A smarter grid would make it easier to transfer power from region to region to cover shortages, in part through new high-voltage lines that can carry power hundreds of miles with minimum energy loss. Technology improvements on the other end could make it much easier for households that have added computers, cell phone re-chargers and video game consoles to the traditional refrigerators, dishwashers and televisions to monitor their usage.

The climate bill remains stalled in the Senate, dimming the possibility of a final far-reaching agreement at upcoming climate talks in Copenhagen, Denmark. As a result, more modest advances like grants for smart grid improvements, though esoteric, may take on even greater focus in the administration’s climate efforts. 
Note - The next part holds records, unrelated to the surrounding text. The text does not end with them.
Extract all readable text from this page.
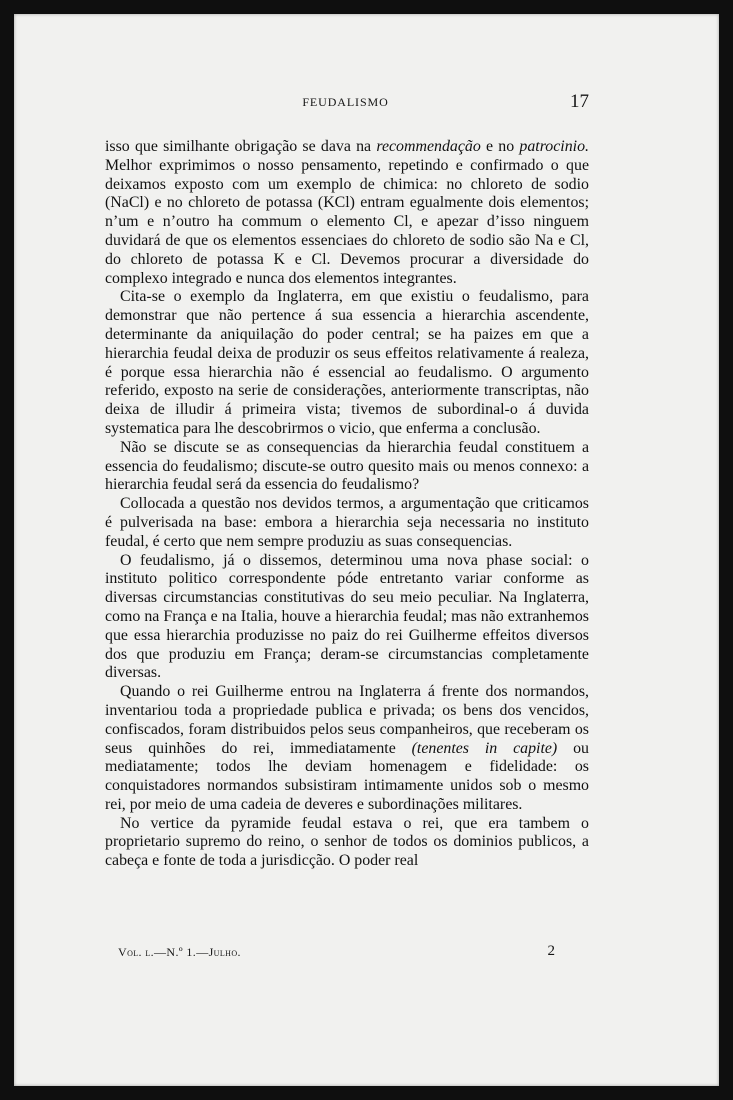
FEUDALISMO	17

isso que similhante obrigação se dava na recommendação e no patrocinio. Melhor exprimimos o nosso pensamento, repetindo e confirmado o que deixamos exposto com um exemplo de chimica: no chloreto de sodio (NaCl) e no chloreto de potassa (KCl) entram egualmente dois elementos; n’um e n’outro ha commum o elemento Cl, e apezar d’isso ninguem duvidará de que os elementos essenciaes do chloreto de sodio são Na e Cl, do chloreto de potassa K e Cl. Devemos procurar a diversidade do complexo integrado e nunca dos elementos integrantes.

Cita-se o exemplo da Inglaterra, em que existiu o feudalismo, para demonstrar que não pertence á sua essencia a hierarchia ascendente, determinante da aniquilação do poder central; se ha paizes em que a hierarchia feudal deixa de produzir os seus effeitos relativamente á realeza, é porque essa hierarchia não é essencial ao feudalismo. O argumento referido, exposto na serie de considerações, anteriormente transcriptas, não deixa de illudir á primeira vista; tivemos de subordinal-o á duvida systematica para lhe descobrirmos o vicio, que enferma a conclusão.

Não se discute se as consequencias da hierarchia feudal constituem a essencia do feudalismo; discute-se outro quesito mais ou menos connexo: a hierarchia feudal será da essencia do feudalismo?

Collocada a questão nos devidos termos, a argumentação que criticamos é pulverisada na base: embora a hierarchia seja necessaria no instituto feudal, é certo que nem sempre produziu as suas consequencias.

O feudalismo, já o dissemos, determinou uma nova phase social: o instituto politico correspondente póde entretanto variar conforme as diversas circumstancias constitutivas do seu meio peculiar. Na Inglaterra, como na França e na Italia, houve a hierarchia feudal; mas não extranhemos que essa hierarchia produzisse no paiz do rei Guilherme effeitos diversos dos que produziu em França; deram-se circumstancias completamente diversas.

Quando o rei Guilherme entrou na Inglaterra á frente dos normandos, inventariou toda a propriedade publica e privada; os bens dos vencidos, confiscados, foram distribuidos pelos seus companheiros, que receberam os seus quinhões do rei, immediatamente (tenentes in capite) ou mediatamente; todos lhe deviam homenagem e fidelidade: os conquistadores normandos subsistiram intimamente unidos sob o mesmo rei, por meio de uma cadeia de deveres e subordinações militares.

No vertice da pyramide feudal estava o rei, que era tambem o proprietario supremo do reino, o senhor de todos os dominios publicos, a cabeça e fonte de toda a jurisdicção. O poder real

Vol. l.—N.º 1.—Julho.	2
Success or failure on global warming is more likely to be determined by achievements made year in and year out to install cleaner power sources and reduce energy demand than by whether leaders agree to a final deal in Copenhagen, Chu indicated.

He also warned that although the United States invented the modern transmission system, it is lagging behind China and Europe in the race to perfect it.

“China is ahead of the rest of the world in transmission technology,” Chu said.

Like most matters involving energy, transmission is not an easy political issue. Controlling who builds a transmission line involves state versus federal rights and has been a difficult issue for Congress. Companies, meanwhile, often buck at efficiency standards due to cost concerns.

Ultimately, though, Chu predicted Congress would be moved to support climate and other energy goals in order to promote the development of green jobs.

“Why should we surrender high-tech manufacturing to anybody else?” Chu said.